По ту сторону стола победно, реально и зримо на сцене появился человек, представительнее которого Халдейн никогда прежде не встречал. Его длинная черная ряса подчеркивала высокую, широкоплечую фигуру военной выправки. Блеск его черных волос и бровей уравновешивался изысканной белизной воротника. Тонкий, слегка вздернутый нос выглядел таким чувствительным, что, казалось, он вот-вот начнет мелко подрагивать. У него были тонкие губы и квадратная челюсть с раздвоенным подбородком, а кожа имела такую бледность, которая у кого-нибудь другого могла показаться нездоровой, но на лице отца Келли XXXX создавала самый подходящий фон для его темных волос и глаз.
Глаза, глубоко посаженные и сверлящие, были карими, но настолько темными, что зрачки почти терялись. Он фокусировал их на собеседнике с силой гипнотизера или фанатика, и они были самой непривлекательной, но одновременно и наиболее неотразимой чертой его лица.
Если можно говорить о самой сильной стороне человека, так непомерно одаренного красотой грубых черт лица, то этой сильной стороной отца Келли был его профиль. Боковая проекция его лица, казалось, вырезалась маститым скульптором, который долгие годы не торопясь трудился над формой носа и линией губ.
Халдейн знал его. Он часто появлялся на экране местного телевидения в качестве главного действующего лица похоронных ритуальных шоу по знаменитым актерам. На экране он выглядел статным. Воочию — подавляющим. Он заставил Халдейна сожалеть о малых размерах камеры.
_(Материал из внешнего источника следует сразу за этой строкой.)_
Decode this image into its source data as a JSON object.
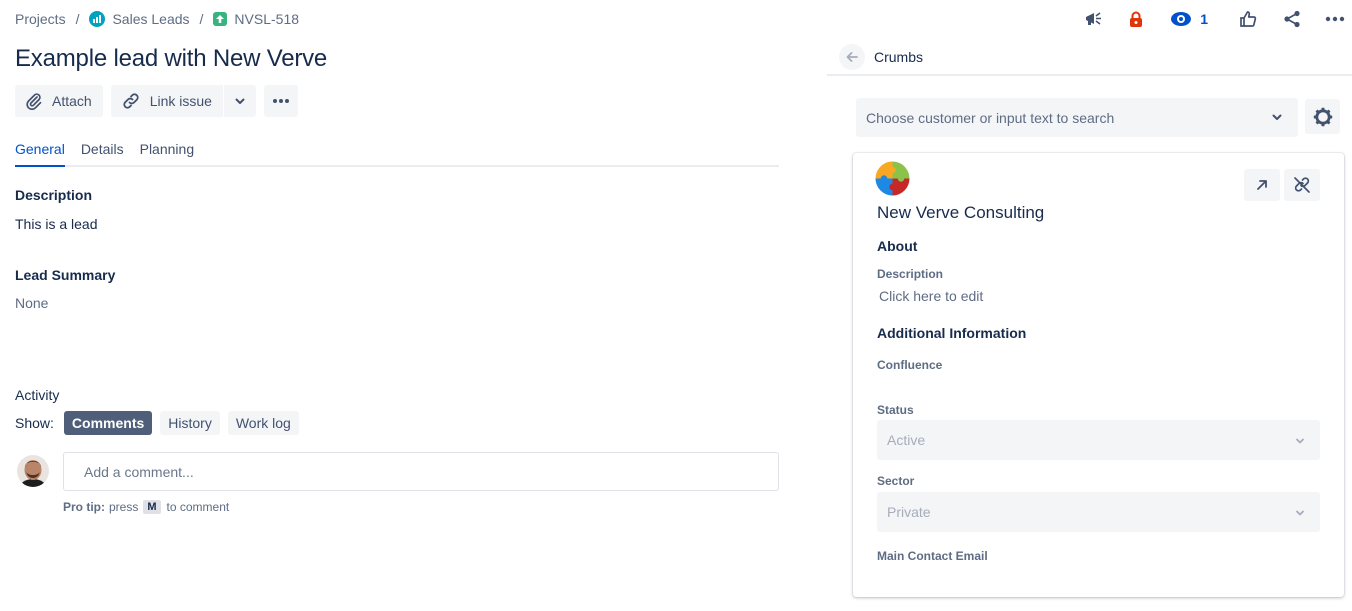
{
  "breadcrumb": {
    "projects": "Projects",
    "project": "Sales Leads",
    "issue_key": "NVSL-518",
    "separator": "/"
  },
  "top_actions": {
    "watch_count": "1",
    "icons": [
      "megaphone-icon",
      "lock-icon",
      "eye-icon",
      "thumbs-up-icon",
      "share-icon",
      "more-icon"
    ],
    "lock_color": "#de350b",
    "watch_color": "#0052cc"
  },
  "issue": {
    "title": "Example lead with New Verve"
  },
  "toolbar": {
    "attach_label": "Attach",
    "link_issue_label": "Link issue"
  },
  "tabs": [
    {
      "label": "General",
      "active": true
    },
    {
      "label": "Details",
      "active": false
    },
    {
      "label": "Planning",
      "active": false
    }
  ],
  "general": {
    "description_heading": "Description",
    "description_value": "This is a lead",
    "lead_summary_heading": "Lead Summary",
    "lead_summary_value": "None"
  },
  "activity": {
    "heading": "Activity",
    "show_label": "Show:",
    "filters": [
      {
        "label": "Comments",
        "active": true
      },
      {
        "label": "History",
        "active": false
      },
      {
        "label": "Work log",
        "active": false
      }
    ],
    "comment_placeholder": "Add a comment...",
    "protip_bold": "Pro tip:",
    "protip_press": "press",
    "protip_key": "M",
    "protip_rest": "to comment"
  },
  "panel": {
    "title": "Crumbs",
    "search_placeholder": "Choose customer or input text to search",
    "card": {
      "company_name": "New Verve Consulting",
      "about_heading": "About",
      "description_label": "Description",
      "description_value": "Click here to edit",
      "additional_heading": "Additional Information",
      "confluence_label": "Confluence",
      "status_label": "Status",
      "status_value": "Active",
      "sector_label": "Sector",
      "sector_value": "Private",
      "main_contact_label": "Main Contact Email"
    }
  },
  "colors": {
    "accent": "#0052cc",
    "text": "#172b4d",
    "subtle": "#5e6c84",
    "button_bg": "#f4f5f7",
    "active_pill": "#505f79",
    "project_icon": "#00a3bf",
    "story_icon": "#36b37e"
  }
}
Первое замечание, после того как он представился, отец Келли сопроводил улыбкой полного понимания и самоосознанной поглощенности божьего человека мирскими делами:
— Сын мой, мне сообщили, что вы поломали шею, гоняясь за подолом юбки.
— Да, отец.
— Это произошло с Адамом. Это случилось с вами. Это могло бы случиться со мной. — Он жестом разрешил Халдейну сесть на койку, а сам отправился глядеть в окно. За окном не было ничего, кроме переулка. Взгляд Флексона даже не останавливался на виде из окна, но отец Келли вскинул голову и, казалось, упивался солнечным светом.
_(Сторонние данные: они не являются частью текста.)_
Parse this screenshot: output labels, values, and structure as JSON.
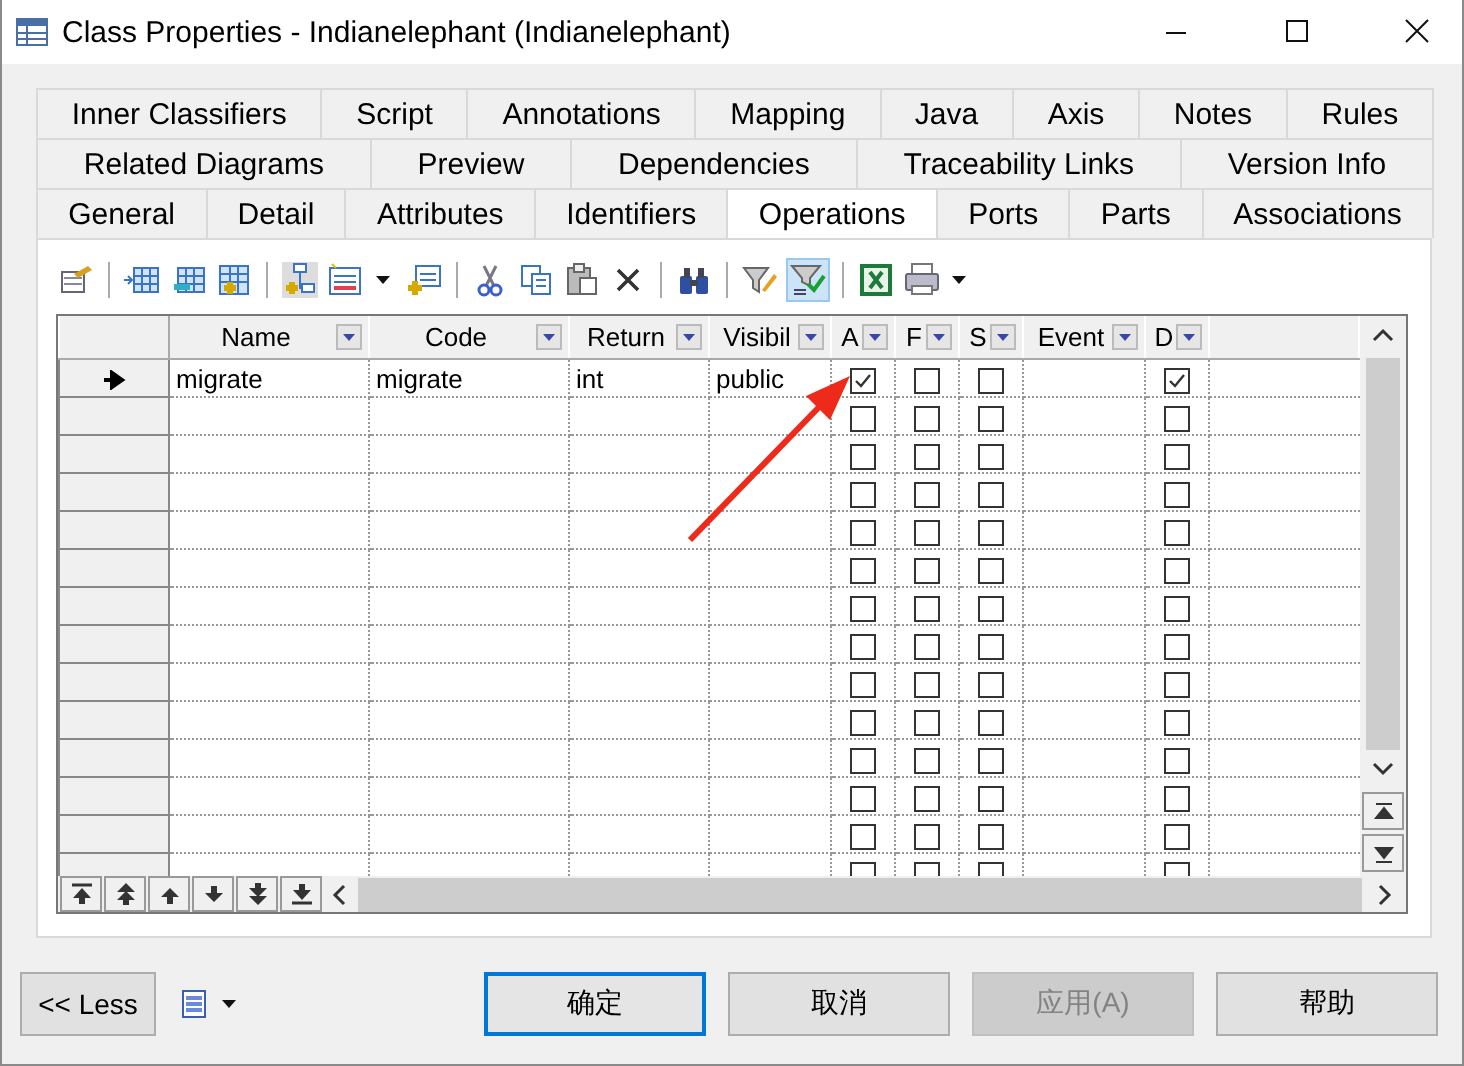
{
  "window": {
    "title": "Class Properties - Indianelephant (Indianelephant)"
  },
  "tab_rows": [
    [
      {
        "label": "Inner Classifiers",
        "selected": false
      },
      {
        "label": "Script",
        "selected": false
      },
      {
        "label": "Annotations",
        "selected": false
      },
      {
        "label": "Mapping",
        "selected": false
      },
      {
        "label": "Java",
        "selected": false
      },
      {
        "label": "Axis",
        "selected": false
      },
      {
        "label": "Notes",
        "selected": false
      },
      {
        "label": "Rules",
        "selected": false
      }
    ],
    [
      {
        "label": "Related Diagrams",
        "selected": false
      },
      {
        "label": "Preview",
        "selected": false
      },
      {
        "label": "Dependencies",
        "selected": false
      },
      {
        "label": "Traceability Links",
        "selected": false
      },
      {
        "label": "Version Info",
        "selected": false
      }
    ],
    [
      {
        "label": "General",
        "selected": false
      },
      {
        "label": "Detail",
        "selected": false
      },
      {
        "label": "Attributes",
        "selected": false
      },
      {
        "label": "Identifiers",
        "selected": false
      },
      {
        "label": "Operations",
        "selected": true
      },
      {
        "label": "Ports",
        "selected": false
      },
      {
        "label": "Parts",
        "selected": false
      },
      {
        "label": "Associations",
        "selected": false
      }
    ]
  ],
  "toolbar": {
    "filter_on": true
  },
  "grid": {
    "columns": [
      {
        "label": "Name",
        "kind": "text"
      },
      {
        "label": "Code",
        "kind": "text"
      },
      {
        "label": "Return",
        "kind": "text"
      },
      {
        "label": "Visibil",
        "kind": "text"
      },
      {
        "label": "A",
        "kind": "check"
      },
      {
        "label": "F",
        "kind": "check"
      },
      {
        "label": "S",
        "kind": "check"
      },
      {
        "label": "Event",
        "kind": "text"
      },
      {
        "label": "D",
        "kind": "check"
      }
    ],
    "rows": [
      {
        "current": true,
        "name": "migrate",
        "code": "migrate",
        "return": "int",
        "visibility": "public",
        "a": true,
        "f": false,
        "s": false,
        "d": true
      },
      {
        "current": false,
        "a": false,
        "f": false,
        "s": false,
        "d": false
      },
      {
        "current": false,
        "a": false,
        "f": false,
        "s": false,
        "d": false
      },
      {
        "current": false,
        "a": false,
        "f": false,
        "s": false,
        "d": false
      },
      {
        "current": false,
        "a": false,
        "f": false,
        "s": false,
        "d": false
      },
      {
        "current": false,
        "a": false,
        "f": false,
        "s": false,
        "d": false
      },
      {
        "current": false,
        "a": false,
        "f": false,
        "s": false,
        "d": false
      },
      {
        "current": false,
        "a": false,
        "f": false,
        "s": false,
        "d": false
      },
      {
        "current": false,
        "a": false,
        "f": false,
        "s": false,
        "d": false
      },
      {
        "current": false,
        "a": false,
        "f": false,
        "s": false,
        "d": false
      },
      {
        "current": false,
        "a": false,
        "f": false,
        "s": false,
        "d": false
      },
      {
        "current": false,
        "a": false,
        "f": false,
        "s": false,
        "d": false
      },
      {
        "current": false,
        "a": false,
        "f": false,
        "s": false,
        "d": false
      },
      {
        "current": false,
        "a": false,
        "f": false,
        "s": false,
        "d": false
      }
    ]
  },
  "buttons": [
    {
      "label": "<< Less",
      "kind": "less"
    },
    {
      "label": "确定",
      "kind": "action",
      "default": true,
      "disabled": false
    },
    {
      "label": "取消",
      "kind": "action",
      "default": false,
      "disabled": false
    },
    {
      "label": "应用(A)",
      "kind": "action",
      "default": false,
      "disabled": true
    },
    {
      "label": "帮助",
      "kind": "action",
      "default": false,
      "disabled": false
    }
  ]
}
— Да, сын мой, думаю, это могло случиться даже с Нашим Благословенным Спасителем, потому что он знался с женщинами, о которых справедливо сказать, что целомудрие отнюдь не было их добродетелью.
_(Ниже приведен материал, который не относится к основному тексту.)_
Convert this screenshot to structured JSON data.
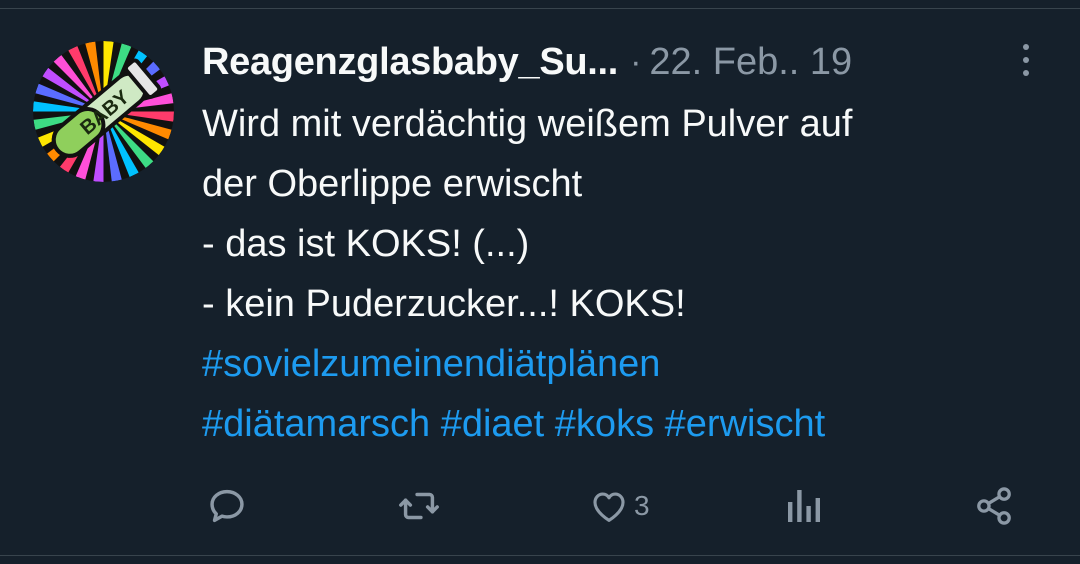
{
  "tweet": {
    "author": "Reagenzglasbaby_Su...",
    "separator": "·",
    "date": "22. Feb.. 19",
    "lines": [
      "Wird mit verdächtig weißem Pulver auf",
      "der Oberlippe erwischt",
      "- das ist KOKS! (...)",
      "- kein Puderzucker...! KOKS!"
    ],
    "hashtags_line1": [
      "#sovielzumeinendiätplänen"
    ],
    "hashtags_line2": [
      "#diätamarsch",
      "#diaet",
      "#koks",
      "#erwischt"
    ],
    "avatar_text": "BABY"
  },
  "actions": {
    "reply_count": "",
    "retweet_count": "",
    "like_count": "3",
    "views_count": ""
  },
  "colors": {
    "background": "#15202b",
    "text": "#f7f9f9",
    "muted": "#8b98a5",
    "link": "#1d9bf0",
    "divider": "#38444d"
  },
  "icons": [
    "more-options-icon",
    "reply-icon",
    "retweet-icon",
    "like-icon",
    "views-icon",
    "share-icon"
  ]
}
Такое замечание было необычным для священника, но оно подчеркивало нормальное «сочувствие» отца Келли, и Халдейн получил возможность слегка расслабиться. Если он и был способен отдавать чему-то предпочтение в священниках, то предпочитал нормальное сочувствие, хотя давно обнаружил, что они настолько злоупотребляют самим понятием нормальности, что зачастую оказываются в состоянии полной ненормальности.
— Уж коль вы обмолвились об этом, святой отец, я хотел бы сказать, что Иисус наверняка привлекал к себе женщин так же, как мужчин.
Вдруг священник повернулся и посмотрел на Халдейна в упор. Эти глаза пригвоздили заключенного к стене.
— Сын мой, вы раскаиваетесь в вашем грехе?
Внезапная благочестивость Келли после его раскованного неблагочестия застала Халдейна врасплох, и его чувство предрасположения к священнику резануло слово «грех».
— Отец, я раскаиваюсь, несомненно… но…
— Но что, парень?
— Я не думал, что это грех. Я считал это гражданским поступком.
На святое лицо вновь снизошла приветливая улыбка:
— Да нет. Я и не надеялся, что вы будете осуждать это как содеянный грех. Ни одному живому человеку не нравится даже думать, что он грешен.
Он отвернулся, обратив на сей раз взор в сторону двери, и немного поднял подбородок, и эта замершая поза переполнила Халдейна пониманием сути происходящего. Отец Келли тщеславен. Он подходил к окну, чтобы оказаться наилучшим образом освещенным, а сейчас демонстрировал свой профиль.